The chairs worked to involve parents and alumni, to increase the variety of speakers, and to introduce students to careers they might not have previously considered, Slade said. The festival was made possible by support from presenting sponsor La Fiesta de las Seis Banderas and the Highland Park Education Foundation.

In the high school’s auditorium on Nov. 18, Daniel G. Davis, chief of bariatric surgery at Baylor University Medical Center in Dallas, introduced students to the fifth generation of the da Vinci robotic surgical system, which he said arrived at Baylor this summer. 

Davis showed students a video of a sleeve gastrectomy, a weight loss surgery which decreases the stomach’s size from that of a football to a large banana.

Then, the high schoolers tried their skill at the system’s training simulator and sat in the surgeon console themselves.

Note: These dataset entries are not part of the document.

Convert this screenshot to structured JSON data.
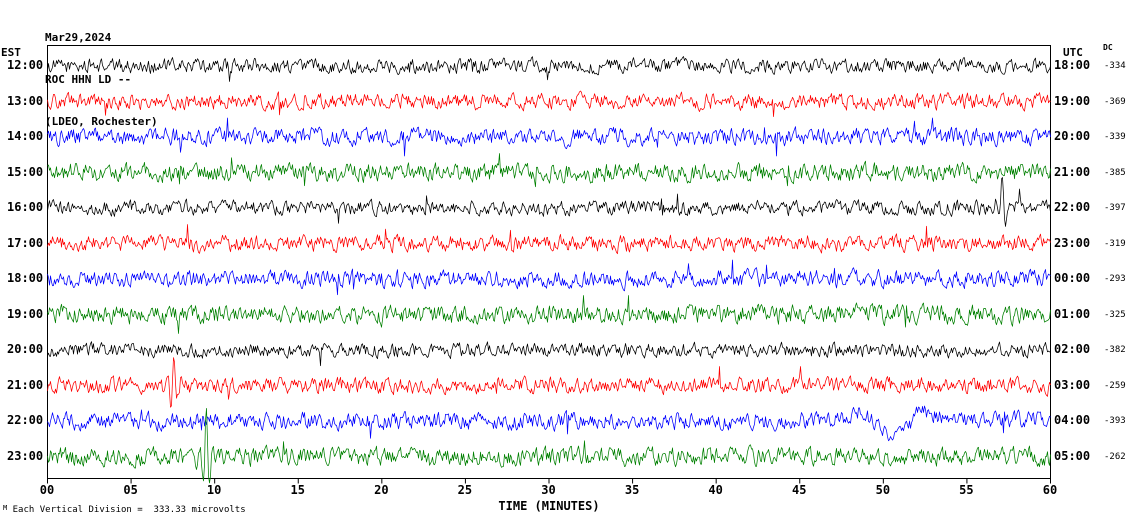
{
  "header": {
    "date": "Mar29,2024",
    "station": "ROC HHN LD --",
    "location": "(LDEO, Rochester)"
  },
  "axes": {
    "left_label": "EST",
    "right_label": "UTC",
    "dc_label": "DC"
  },
  "footer": {
    "marker": "M",
    "scale_note": "Each Vertical Division =  333.33 microvolts"
  },
  "chart_data": {
    "type": "line",
    "x_title": "TIME (MINUTES)",
    "x_range_minutes": [
      0,
      60
    ],
    "x_tick_labels": [
      "00",
      "05",
      "10",
      "15",
      "20",
      "25",
      "30",
      "35",
      "40",
      "45",
      "50",
      "55",
      "60"
    ],
    "minutes_per_line": 60,
    "vertical_division_microvolts": 333.33,
    "trace_colors_cycle": [
      "#000000",
      "#ff0000",
      "#0000ff",
      "#008000"
    ],
    "rows": [
      {
        "est": "12:00",
        "utc": "18:00",
        "dc": "-334",
        "color": "#000000"
      },
      {
        "est": "13:00",
        "utc": "19:00",
        "dc": "-369",
        "color": "#ff0000"
      },
      {
        "est": "14:00",
        "utc": "20:00",
        "dc": "-339",
        "color": "#0000ff"
      },
      {
        "est": "15:00",
        "utc": "21:00",
        "dc": "-385",
        "color": "#008000"
      },
      {
        "est": "16:00",
        "utc": "22:00",
        "dc": "-397",
        "color": "#000000"
      },
      {
        "est": "17:00",
        "utc": "23:00",
        "dc": "-319",
        "color": "#ff0000"
      },
      {
        "est": "18:00",
        "utc": "00:00",
        "dc": "-293",
        "color": "#0000ff"
      },
      {
        "est": "19:00",
        "utc": "01:00",
        "dc": "-325",
        "color": "#008000"
      },
      {
        "est": "20:00",
        "utc": "02:00",
        "dc": "-382",
        "color": "#000000"
      },
      {
        "est": "21:00",
        "utc": "03:00",
        "dc": "-259",
        "color": "#ff0000"
      },
      {
        "est": "22:00",
        "utc": "04:00",
        "dc": "-393",
        "color": "#0000ff"
      },
      {
        "est": "23:00",
        "utc": "05:00",
        "dc": "-262",
        "color": "#008000"
      }
    ],
    "events": [
      {
        "row": 4,
        "type": "spike",
        "minute": 57,
        "up": 50,
        "down": 20
      },
      {
        "row": 9,
        "type": "spike",
        "minute": 7.5,
        "up": 35,
        "down": 40
      },
      {
        "row": 10,
        "type": "swell",
        "minute_start": 47,
        "minute_end": 54,
        "amp": 15
      },
      {
        "row": 11,
        "type": "spike",
        "minute": 9.4,
        "up": 70,
        "down": 34
      }
    ]
  }
}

Their surgery was less high-stakes; they were challenged to manipulate the da Vinci’s four arms to put tiny rubber bands onto colorful, pinkie-sized mounds.

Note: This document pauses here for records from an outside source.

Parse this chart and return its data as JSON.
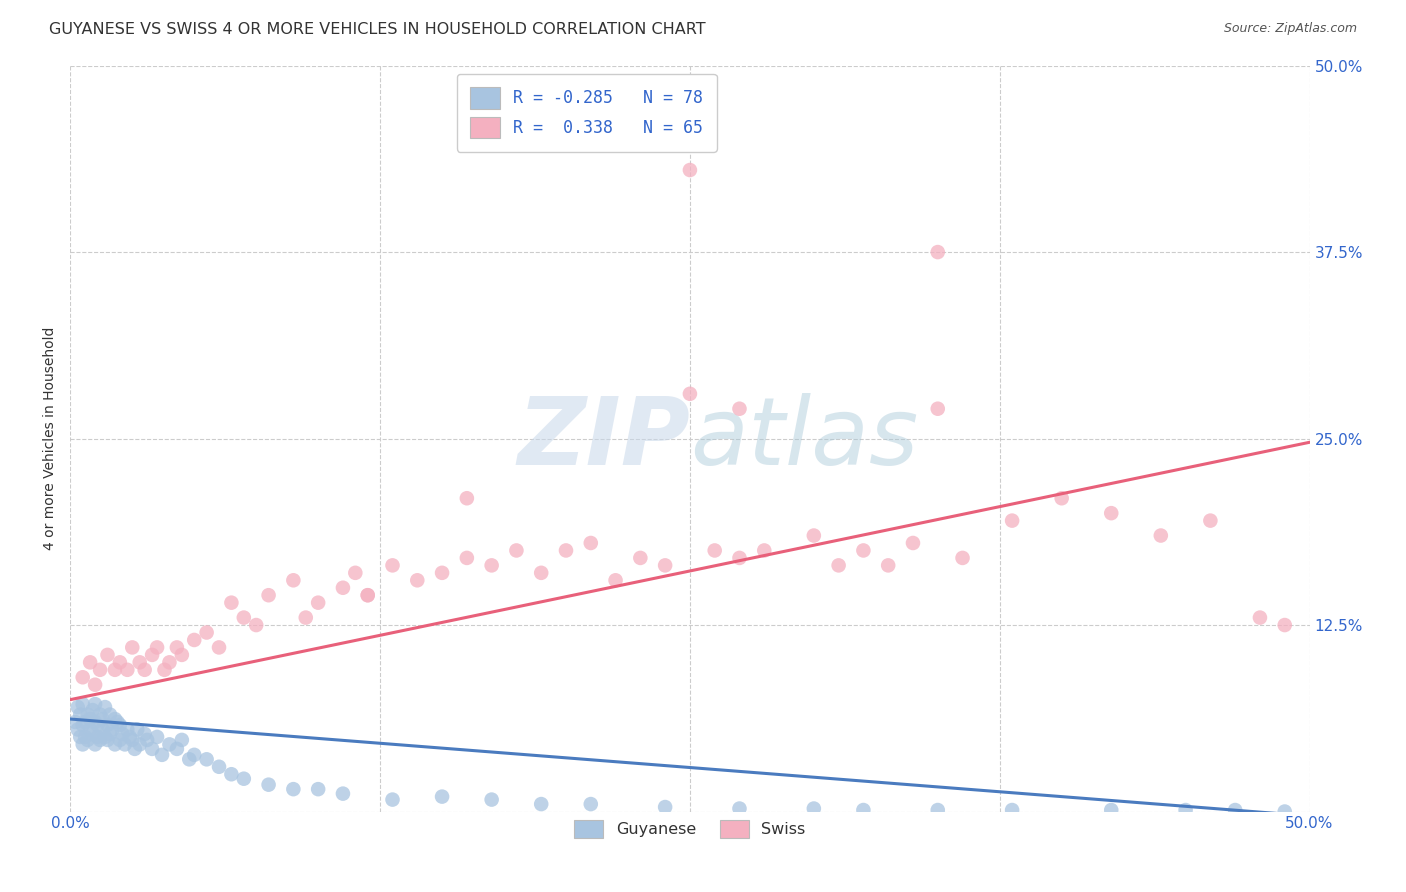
{
  "title": "GUYANESE VS SWISS 4 OR MORE VEHICLES IN HOUSEHOLD CORRELATION CHART",
  "source": "Source: ZipAtlas.com",
  "ylabel": "4 or more Vehicles in Household",
  "xlim": [
    0.0,
    0.5
  ],
  "ylim": [
    0.0,
    0.5
  ],
  "xtick_vals": [
    0.0,
    0.125,
    0.25,
    0.375,
    0.5
  ],
  "xticklabels": [
    "0.0%",
    "",
    "",
    "",
    "50.0%"
  ],
  "ytick_vals": [
    0.0,
    0.125,
    0.25,
    0.375,
    0.5
  ],
  "yticklabels_right": [
    "",
    "12.5%",
    "25.0%",
    "37.5%",
    "50.0%"
  ],
  "guyanese_R": -0.285,
  "guyanese_N": 78,
  "swiss_R": 0.338,
  "swiss_N": 65,
  "guyanese_color": "#a8c4e0",
  "swiss_color": "#f4b0c0",
  "guyanese_line_color": "#4a7bbf",
  "swiss_line_color": "#e8607a",
  "legend_color": "#3366cc",
  "title_fontsize": 11.5,
  "label_fontsize": 10,
  "tick_fontsize": 11,
  "guy_line_intercept": 0.062,
  "guy_line_slope": -0.13,
  "swiss_line_intercept": 0.075,
  "swiss_line_slope": 0.345,
  "guyanese_x": [
    0.002,
    0.003,
    0.003,
    0.004,
    0.004,
    0.005,
    0.005,
    0.005,
    0.006,
    0.006,
    0.007,
    0.007,
    0.008,
    0.008,
    0.009,
    0.009,
    0.01,
    0.01,
    0.01,
    0.011,
    0.011,
    0.012,
    0.012,
    0.013,
    0.013,
    0.014,
    0.014,
    0.015,
    0.015,
    0.016,
    0.016,
    0.017,
    0.018,
    0.018,
    0.019,
    0.02,
    0.02,
    0.021,
    0.022,
    0.023,
    0.024,
    0.025,
    0.026,
    0.027,
    0.028,
    0.03,
    0.031,
    0.033,
    0.035,
    0.037,
    0.04,
    0.043,
    0.045,
    0.048,
    0.05,
    0.055,
    0.06,
    0.065,
    0.07,
    0.08,
    0.09,
    0.1,
    0.11,
    0.13,
    0.15,
    0.17,
    0.19,
    0.21,
    0.24,
    0.27,
    0.3,
    0.32,
    0.35,
    0.38,
    0.42,
    0.45,
    0.47,
    0.49
  ],
  "guyanese_y": [
    0.06,
    0.055,
    0.07,
    0.05,
    0.065,
    0.045,
    0.058,
    0.072,
    0.05,
    0.06,
    0.065,
    0.048,
    0.055,
    0.062,
    0.052,
    0.068,
    0.06,
    0.045,
    0.072,
    0.058,
    0.05,
    0.065,
    0.048,
    0.055,
    0.062,
    0.05,
    0.07,
    0.058,
    0.048,
    0.065,
    0.052,
    0.055,
    0.062,
    0.045,
    0.06,
    0.058,
    0.048,
    0.052,
    0.045,
    0.055,
    0.05,
    0.048,
    0.042,
    0.055,
    0.045,
    0.052,
    0.048,
    0.042,
    0.05,
    0.038,
    0.045,
    0.042,
    0.048,
    0.035,
    0.038,
    0.035,
    0.03,
    0.025,
    0.022,
    0.018,
    0.015,
    0.015,
    0.012,
    0.008,
    0.01,
    0.008,
    0.005,
    0.005,
    0.003,
    0.002,
    0.002,
    0.001,
    0.001,
    0.001,
    0.001,
    0.001,
    0.001,
    0.0
  ],
  "swiss_x": [
    0.005,
    0.008,
    0.01,
    0.012,
    0.015,
    0.018,
    0.02,
    0.023,
    0.025,
    0.028,
    0.03,
    0.033,
    0.035,
    0.038,
    0.04,
    0.043,
    0.045,
    0.05,
    0.055,
    0.06,
    0.065,
    0.07,
    0.075,
    0.08,
    0.09,
    0.095,
    0.1,
    0.11,
    0.115,
    0.12,
    0.13,
    0.14,
    0.15,
    0.16,
    0.17,
    0.18,
    0.19,
    0.2,
    0.21,
    0.22,
    0.23,
    0.24,
    0.25,
    0.26,
    0.27,
    0.28,
    0.3,
    0.31,
    0.32,
    0.33,
    0.34,
    0.35,
    0.36,
    0.38,
    0.4,
    0.42,
    0.44,
    0.46,
    0.48,
    0.49,
    0.35,
    0.25,
    0.27,
    0.16,
    0.12
  ],
  "swiss_y": [
    0.09,
    0.1,
    0.085,
    0.095,
    0.105,
    0.095,
    0.1,
    0.095,
    0.11,
    0.1,
    0.095,
    0.105,
    0.11,
    0.095,
    0.1,
    0.11,
    0.105,
    0.115,
    0.12,
    0.11,
    0.14,
    0.13,
    0.125,
    0.145,
    0.155,
    0.13,
    0.14,
    0.15,
    0.16,
    0.145,
    0.165,
    0.155,
    0.16,
    0.17,
    0.165,
    0.175,
    0.16,
    0.175,
    0.18,
    0.155,
    0.17,
    0.165,
    0.43,
    0.175,
    0.17,
    0.175,
    0.185,
    0.165,
    0.175,
    0.165,
    0.18,
    0.375,
    0.17,
    0.195,
    0.21,
    0.2,
    0.185,
    0.195,
    0.13,
    0.125,
    0.27,
    0.28,
    0.27,
    0.21,
    0.145
  ]
}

“Uh-oh, you got it mad,” Davis jokingly told freshman Isabel Carvalho as the robot made a low beeping sound while she aimed the rubber bands.

Two floors above Davis, oral and maxillofacial surgeon John Wallace took on the myth that drinking pineapple juice before a wisdom tooth extraction reduces inflammation after surgery.

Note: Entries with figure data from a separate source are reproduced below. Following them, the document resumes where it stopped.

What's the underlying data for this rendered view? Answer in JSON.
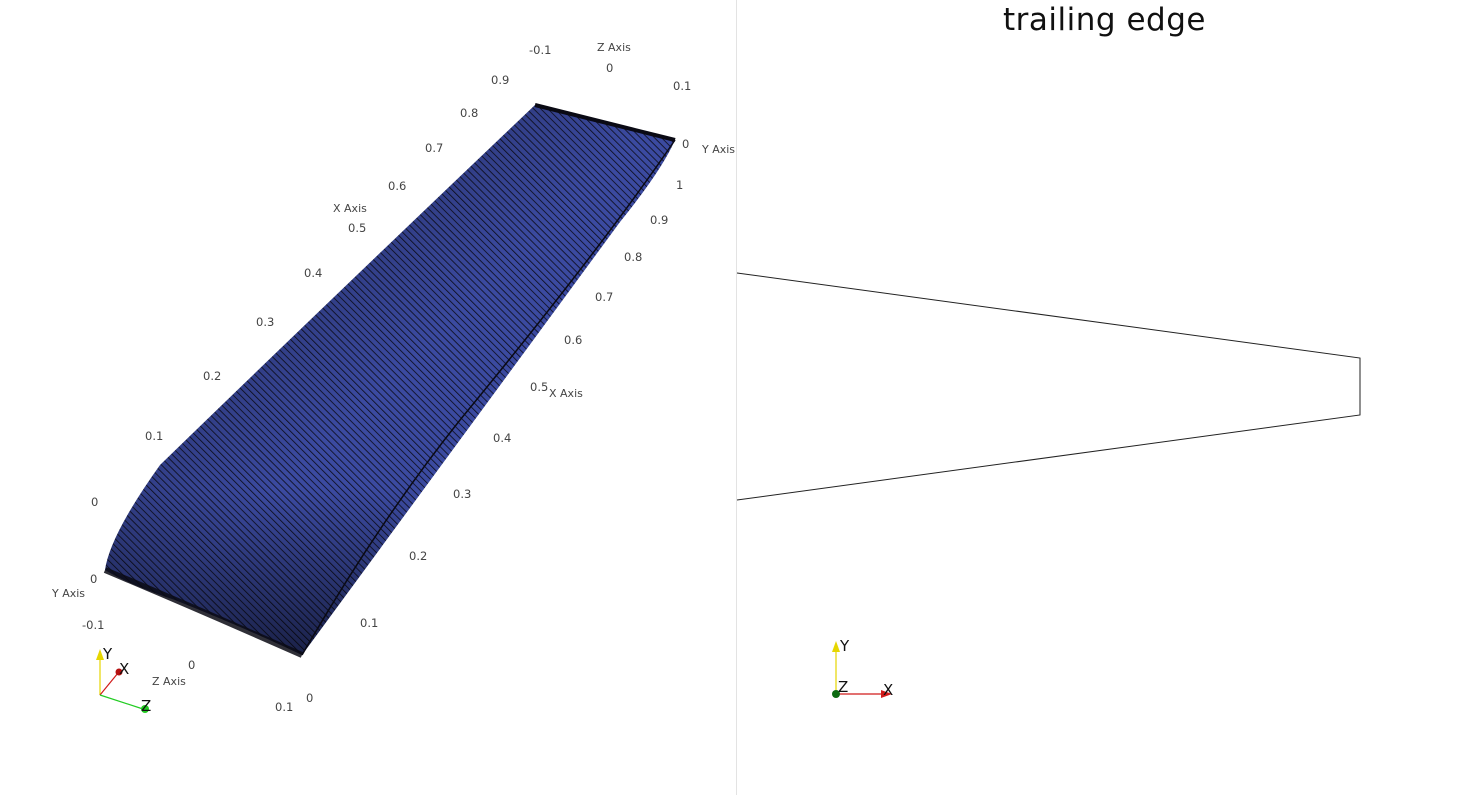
{
  "left_view": {
    "surface_color": "#3b4aa0",
    "edge_color": "#0a0a14",
    "ticks": {
      "x_left": [
        "0.9",
        "0.8",
        "0.7",
        "0.6",
        "0.5",
        "0.4",
        "0.3",
        "0.2",
        "0.1",
        "0"
      ],
      "x_right": [
        "1",
        "0.9",
        "0.8",
        "0.7",
        "0.6",
        "0.5",
        "0.4",
        "0.3",
        "0.2",
        "0.1"
      ],
      "y_top": [
        "0",
        "0.1"
      ],
      "y_bottom": [
        "0",
        "-0.1"
      ],
      "z_top": [
        "-0.1",
        "0"
      ],
      "z_bottom": [
        "0",
        "0.1",
        "0"
      ]
    },
    "axis_labels": {
      "x_left": "X Axis",
      "x_right": "X Axis",
      "y_top": "Y Axis",
      "y_bottom": "Y Axis",
      "z_top": "Z Axis",
      "z_bottom": "Z Axis"
    },
    "orientation": {
      "x": "X",
      "y": "Y",
      "z": "Z"
    }
  },
  "right_view": {
    "title": "trailing edge",
    "outline_color": "#222222",
    "orientation": {
      "x": "X",
      "y": "Y",
      "z": "Z"
    }
  },
  "colors": {
    "axis_x": "#d11a1a",
    "axis_y": "#e6d600",
    "axis_z": "#22cc22",
    "background": "#ffffff"
  }
}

Dr. Stacey Hail shares stories of real emergency room cases, including some involving poisons, drugs, and murder mysteries.

Pineapples, he explained, contain an anti-inflammatory agent. But patients would need to eat 420 pounds of the fruit for it to have an effect. 

Wallace also introduced students to the X-Guide system, technology he uses daily to place dental implants. He explained how the device worked before giving students a chance to handle the drill themselves.

“I’m hoping that at some point in the future, somebody goes, ‘I remember that,’ and it changes what they choose to do with their life,” Wallace said. “It tickles something in their brain, and, wow, they get motivated to do something.”

In another classroom, HPHS junior Raleigh Jewell, who said he’s interested in a career in the Air Force, listened to a presentation from Boeing 767 first officer and Air Force reservist Kevin Gibbs. 

“I think that it definitely gives a little bit more perspective of what goes and on and what he’s done career-wise,” Jewell said, explaining that he’s now even more interested in an Air Force career. “It gives me a better perspective of a day in the life.”